La question fait débat. Y compris dans notre rédaction: faut-il encore parler du trublion Laurent Louis?

En parler (ou pas)
Laurent Louis ©Reporters

Car relater ses inepties populistes teintées de vulgarité de bas étage, d’homophobie primaire, de soupçons de grands complots maçonniques, c’est aussi faire de la publicité à quelqu’un qui a atteint le degré zéro de la politique depuis bien longtemps déjà. Mais, alors que les réseaux sociaux vont relayer la vidéo de son meeting, l’ignorer, serait aussi se taire et ne pas dénoncer un député qui, non content de déshonorer l’assemblée dans laquelle il a été élu par des propos indignes et nauséabonds en son sein, véhicule hors les murs ses idées visqueuses.

Ok, on pourra dire que ses scores électoraux sont ridicules, que sa petite réunion de dimanche n’a rassemblé que quelques dizaines de sympathisants.

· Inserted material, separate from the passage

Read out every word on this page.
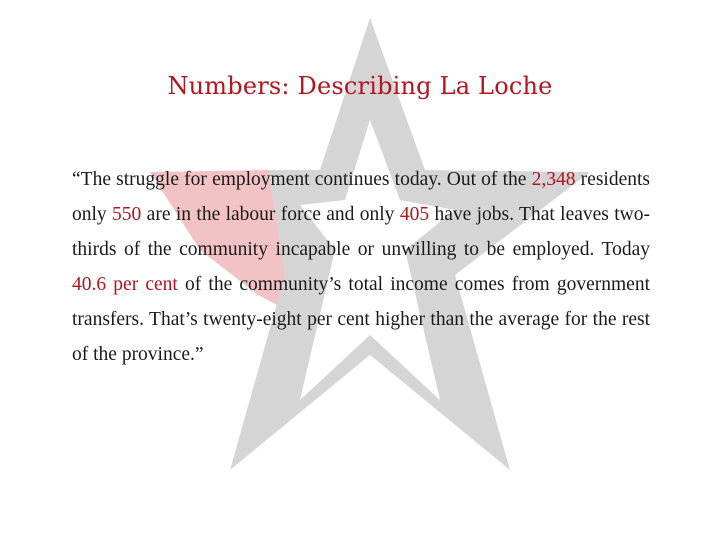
Numbers: Describing La Loche
“The struggle for employment continues today. Out of the 2,348 residents only 550 are in the labour force and only 405 have jobs. That leaves two-thirds of the community incapable or unwilling to be employed. Today 40.6 per cent of the community’s total income comes from government transfers. That’s twenty-eight per cent higher than the average for the rest of the province.”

Mais rien que faire appel au soutien de Dieudonné montre qu’on est là dans le domaine de l’extrême droite. Profiter de la crise et faire appel aux bas instincts des quelques électeurs qu’il espère séduire, ça rappelle en outre trop de choses pour ne pas rester en alerte. Et montrer que ça existe, ce n’est pas rompre un cordon sanitaire.